An improved method for assessing costs for patients admitted for treatment using neighborhood rough set and artificial neural network (ANN)

Monday, 18 August 2014
Exhibit hall (Dena'ina Center)
Zhensheng Wang, PhD , Wuhan University, Wuhan, China
Qingyun Du, PhD , Wuhan University, Wuhan, China
Ke Nie, PhD , Wuhan University, Wuhan, China
Shi Liang, PhD , Health and Family Planning Commission of Shenzhen Municipality, Shenzhen, China
Fu Ren, PhD , Wuhan University, Wuhan, China
INTRODUCTION:  

Assessing costs for patients admitted for treatment is considerably important in hospital system; however, the relationship between this outcome and its related factors is complex and high-dimensional.
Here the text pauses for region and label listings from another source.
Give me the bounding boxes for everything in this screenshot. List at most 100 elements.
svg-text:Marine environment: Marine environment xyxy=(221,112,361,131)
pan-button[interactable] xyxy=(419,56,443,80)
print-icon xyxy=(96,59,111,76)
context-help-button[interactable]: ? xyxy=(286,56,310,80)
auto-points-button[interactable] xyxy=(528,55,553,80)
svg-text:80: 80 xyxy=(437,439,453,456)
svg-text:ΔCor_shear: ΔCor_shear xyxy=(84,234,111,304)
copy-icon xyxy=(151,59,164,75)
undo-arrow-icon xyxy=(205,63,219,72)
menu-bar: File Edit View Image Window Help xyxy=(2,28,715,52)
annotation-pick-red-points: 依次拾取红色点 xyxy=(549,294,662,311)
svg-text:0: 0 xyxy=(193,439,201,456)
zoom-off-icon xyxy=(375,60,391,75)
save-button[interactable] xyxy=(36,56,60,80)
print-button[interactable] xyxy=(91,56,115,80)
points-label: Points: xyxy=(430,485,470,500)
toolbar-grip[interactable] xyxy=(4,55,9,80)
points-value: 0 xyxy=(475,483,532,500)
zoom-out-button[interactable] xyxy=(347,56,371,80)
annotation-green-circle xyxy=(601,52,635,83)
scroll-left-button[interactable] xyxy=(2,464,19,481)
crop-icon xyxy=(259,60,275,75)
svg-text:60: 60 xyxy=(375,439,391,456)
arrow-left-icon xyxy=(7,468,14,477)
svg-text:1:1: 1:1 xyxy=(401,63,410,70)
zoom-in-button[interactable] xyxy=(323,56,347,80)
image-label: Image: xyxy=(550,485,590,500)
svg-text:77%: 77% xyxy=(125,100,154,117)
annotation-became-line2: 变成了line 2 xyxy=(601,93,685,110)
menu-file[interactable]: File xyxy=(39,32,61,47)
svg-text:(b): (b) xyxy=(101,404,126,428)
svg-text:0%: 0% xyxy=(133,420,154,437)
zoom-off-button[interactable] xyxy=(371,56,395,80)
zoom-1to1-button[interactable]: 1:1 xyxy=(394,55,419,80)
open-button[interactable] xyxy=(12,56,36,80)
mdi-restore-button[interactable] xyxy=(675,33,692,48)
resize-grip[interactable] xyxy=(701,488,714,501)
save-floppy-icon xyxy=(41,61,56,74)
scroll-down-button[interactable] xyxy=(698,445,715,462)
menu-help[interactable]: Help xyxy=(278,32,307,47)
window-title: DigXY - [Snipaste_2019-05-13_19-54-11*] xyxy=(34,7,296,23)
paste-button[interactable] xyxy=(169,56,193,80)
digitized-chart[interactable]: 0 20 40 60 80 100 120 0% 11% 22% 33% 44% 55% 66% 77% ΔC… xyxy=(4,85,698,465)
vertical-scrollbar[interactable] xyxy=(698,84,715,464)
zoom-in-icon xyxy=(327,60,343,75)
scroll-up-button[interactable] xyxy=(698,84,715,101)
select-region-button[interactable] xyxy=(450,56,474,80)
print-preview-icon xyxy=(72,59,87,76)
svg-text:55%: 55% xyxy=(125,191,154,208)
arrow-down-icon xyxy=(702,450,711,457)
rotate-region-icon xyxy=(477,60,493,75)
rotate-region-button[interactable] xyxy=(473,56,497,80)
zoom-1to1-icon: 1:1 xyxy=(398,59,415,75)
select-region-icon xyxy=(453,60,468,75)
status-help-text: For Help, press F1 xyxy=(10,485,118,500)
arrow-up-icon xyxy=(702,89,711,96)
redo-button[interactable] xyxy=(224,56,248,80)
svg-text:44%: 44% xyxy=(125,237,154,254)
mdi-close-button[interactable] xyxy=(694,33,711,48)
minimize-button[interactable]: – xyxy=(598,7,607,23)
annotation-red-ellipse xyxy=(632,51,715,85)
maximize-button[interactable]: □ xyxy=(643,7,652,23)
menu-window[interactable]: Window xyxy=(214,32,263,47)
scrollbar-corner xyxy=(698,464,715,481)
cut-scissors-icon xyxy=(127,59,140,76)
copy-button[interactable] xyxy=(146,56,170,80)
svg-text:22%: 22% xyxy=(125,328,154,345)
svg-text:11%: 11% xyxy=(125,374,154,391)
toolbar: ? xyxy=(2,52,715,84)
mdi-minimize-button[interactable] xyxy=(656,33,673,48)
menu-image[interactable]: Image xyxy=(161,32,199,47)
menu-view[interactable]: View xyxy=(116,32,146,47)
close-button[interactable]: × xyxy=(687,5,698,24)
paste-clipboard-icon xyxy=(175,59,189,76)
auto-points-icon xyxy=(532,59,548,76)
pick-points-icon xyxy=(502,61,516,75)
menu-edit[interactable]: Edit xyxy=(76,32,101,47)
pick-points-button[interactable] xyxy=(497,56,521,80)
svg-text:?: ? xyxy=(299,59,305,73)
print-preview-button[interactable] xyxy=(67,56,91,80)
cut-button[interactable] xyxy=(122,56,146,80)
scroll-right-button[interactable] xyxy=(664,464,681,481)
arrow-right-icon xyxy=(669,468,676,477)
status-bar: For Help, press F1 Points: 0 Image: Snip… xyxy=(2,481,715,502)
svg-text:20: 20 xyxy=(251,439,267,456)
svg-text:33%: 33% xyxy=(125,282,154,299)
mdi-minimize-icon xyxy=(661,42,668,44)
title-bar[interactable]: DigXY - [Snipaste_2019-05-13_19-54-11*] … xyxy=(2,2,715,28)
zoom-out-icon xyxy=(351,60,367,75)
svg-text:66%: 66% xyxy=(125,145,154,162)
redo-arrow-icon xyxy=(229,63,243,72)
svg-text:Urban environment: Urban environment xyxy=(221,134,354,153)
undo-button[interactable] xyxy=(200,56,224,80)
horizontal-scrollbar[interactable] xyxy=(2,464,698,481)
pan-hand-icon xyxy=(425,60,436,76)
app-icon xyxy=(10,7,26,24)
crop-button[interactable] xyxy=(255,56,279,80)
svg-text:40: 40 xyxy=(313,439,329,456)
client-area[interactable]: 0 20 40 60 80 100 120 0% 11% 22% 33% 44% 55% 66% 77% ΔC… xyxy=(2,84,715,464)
In medical science, ANN models are successfully applied in many fields. However, ANN models are considered as a black box model that has some disadvantages including heavy computational burden, proneness to overtraining, and the empirical nature of model selection. Thus, we developed a hybrid method to overcome these problems.

Classic rough set can extract knowledge from the raw data, but it cannot handle the numerical variables directly. Neighborhood rough set can compute attribute reduction from nominal variables, numerical variables and their mixtures when multi-variety data is available. The mean square error and other homogeneous criterions are commonly used to evaluate the ANN’s performance, but these criteria are correlated to model’s architecture and sample size. Therefore, we applied an information based criterion, the Akaike information criterion (AIC) to evaluate the ANN’s performance.

METHODS:  

Sample data set was obtained from the records of 798 patients admitted for treatment of myocardial infarction, containing 24 condition attributes and 1 decision attribute (treatment costs). The superfluous factors were eliminated by the method of neighborhood rough set. Then, a three-layer back-propagation neural network (BPNN) was used to assess the treatment costs. The AIC was used to evaluate the performance of the proposed method.

RESULTS:  

Based on neighborhood rough set, 12 factors were selected as input variables for the ANN to assess the treatment costs. The corresponding AIC is -5.20, which is lower comparing to the AIC (-4.32) of using ANN only.

CONCLUSIONS:  

Neighborhood rough set can efficiently eliminate superfluous factors without loss of information. The proposed hybrid method based on neighborhood rough set and ANN outperformed the traditional ANN methods in estimating treatment costs, which can be applied in hospital system.